Counter-Strike: Global Offensive Premieres On Linux, 2 Years After Windows
An anonymous reader writes Counter-Strike: Global Offensive has finally been released for Linux two years after its Windows debut. The game is reported to work even on the open-source Intel Linux graphics drivers, but your mileage may vary. When it comes to the AMD and NVIDIA drivers, NVIDIA continues dominating for Linux gaming over AMD with Catalyst where there's still performance levels and other OpenGL issues.
Lately I've been addicted to Team Fortress 2.
Runs *flawlessly* native under Linux. Fastest load times compared to windows.
Such a blast.
What OpenGL issues, exactly? The only ones I've had recently are with some nvidia-specific stuff for surface mapping, but that was in a coding demo. For the actual games, modern AMD/Radeon drivers seem to do just fine, and are actually sometimes less of a pain than the nVidia ones for installation.

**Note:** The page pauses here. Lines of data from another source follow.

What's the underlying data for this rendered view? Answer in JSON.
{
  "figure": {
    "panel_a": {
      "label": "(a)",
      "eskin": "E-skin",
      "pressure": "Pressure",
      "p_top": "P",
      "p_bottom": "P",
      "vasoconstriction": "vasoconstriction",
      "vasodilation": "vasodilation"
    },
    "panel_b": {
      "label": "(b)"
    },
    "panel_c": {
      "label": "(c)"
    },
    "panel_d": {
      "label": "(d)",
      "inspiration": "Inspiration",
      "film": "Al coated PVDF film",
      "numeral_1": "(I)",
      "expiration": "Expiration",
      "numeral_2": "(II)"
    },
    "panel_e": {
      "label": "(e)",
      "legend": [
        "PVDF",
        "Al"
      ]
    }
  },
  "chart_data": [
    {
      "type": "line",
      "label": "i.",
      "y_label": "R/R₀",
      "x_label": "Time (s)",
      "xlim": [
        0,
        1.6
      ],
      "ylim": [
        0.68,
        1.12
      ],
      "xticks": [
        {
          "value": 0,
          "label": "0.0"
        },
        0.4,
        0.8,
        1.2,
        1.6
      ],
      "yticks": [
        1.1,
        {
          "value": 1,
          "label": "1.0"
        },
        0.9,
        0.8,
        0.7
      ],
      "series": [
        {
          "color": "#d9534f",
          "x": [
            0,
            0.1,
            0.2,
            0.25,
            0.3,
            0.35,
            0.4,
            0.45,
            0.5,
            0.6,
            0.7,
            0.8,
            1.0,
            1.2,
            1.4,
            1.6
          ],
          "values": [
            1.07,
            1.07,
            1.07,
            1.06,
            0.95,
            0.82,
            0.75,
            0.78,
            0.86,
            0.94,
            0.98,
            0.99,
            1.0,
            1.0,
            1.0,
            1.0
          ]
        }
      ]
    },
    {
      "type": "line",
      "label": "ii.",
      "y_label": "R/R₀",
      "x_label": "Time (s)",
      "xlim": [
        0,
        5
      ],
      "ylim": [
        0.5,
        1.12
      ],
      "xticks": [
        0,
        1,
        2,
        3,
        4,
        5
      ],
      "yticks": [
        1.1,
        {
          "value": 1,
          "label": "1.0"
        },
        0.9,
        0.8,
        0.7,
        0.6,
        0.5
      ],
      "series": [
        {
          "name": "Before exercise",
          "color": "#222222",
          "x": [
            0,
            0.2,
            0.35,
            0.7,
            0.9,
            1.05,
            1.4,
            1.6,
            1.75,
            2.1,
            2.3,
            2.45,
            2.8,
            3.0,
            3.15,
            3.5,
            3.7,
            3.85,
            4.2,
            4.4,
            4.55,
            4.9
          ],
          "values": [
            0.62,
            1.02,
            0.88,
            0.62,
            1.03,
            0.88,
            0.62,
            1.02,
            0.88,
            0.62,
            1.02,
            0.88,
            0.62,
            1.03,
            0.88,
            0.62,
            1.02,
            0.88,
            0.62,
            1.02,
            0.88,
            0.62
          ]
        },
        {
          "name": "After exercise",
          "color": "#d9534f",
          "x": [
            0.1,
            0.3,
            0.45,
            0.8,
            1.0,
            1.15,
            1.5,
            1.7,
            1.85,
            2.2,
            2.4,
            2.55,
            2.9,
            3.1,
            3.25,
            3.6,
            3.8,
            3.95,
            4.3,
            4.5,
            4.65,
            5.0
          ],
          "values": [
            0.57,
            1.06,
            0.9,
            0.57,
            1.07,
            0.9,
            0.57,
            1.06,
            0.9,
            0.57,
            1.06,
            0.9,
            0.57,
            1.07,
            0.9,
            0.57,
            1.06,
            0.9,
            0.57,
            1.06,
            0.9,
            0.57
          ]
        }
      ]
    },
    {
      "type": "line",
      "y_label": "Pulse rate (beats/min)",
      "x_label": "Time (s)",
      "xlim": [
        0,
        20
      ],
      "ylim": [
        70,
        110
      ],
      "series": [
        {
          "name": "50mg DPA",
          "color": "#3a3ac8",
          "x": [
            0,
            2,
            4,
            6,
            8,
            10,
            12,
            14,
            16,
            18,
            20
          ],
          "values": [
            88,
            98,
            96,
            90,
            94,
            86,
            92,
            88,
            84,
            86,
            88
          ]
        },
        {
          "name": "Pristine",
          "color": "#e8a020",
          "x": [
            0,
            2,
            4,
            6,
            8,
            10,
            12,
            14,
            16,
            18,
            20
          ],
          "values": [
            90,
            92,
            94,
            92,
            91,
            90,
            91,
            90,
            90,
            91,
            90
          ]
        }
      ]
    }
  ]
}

So, if you want to really take advantage of the hardware you 've paid for, you 've got to go Nvidia. All the others are basically frauds when it comes to Linux support. So, why so much Nvidia hate in the community? Isn't having a Linux system that's 99.9% open-source and has killer graphics better than having a system that's 100% open-source but doesn't allow you to take advantage of the GPU hardware?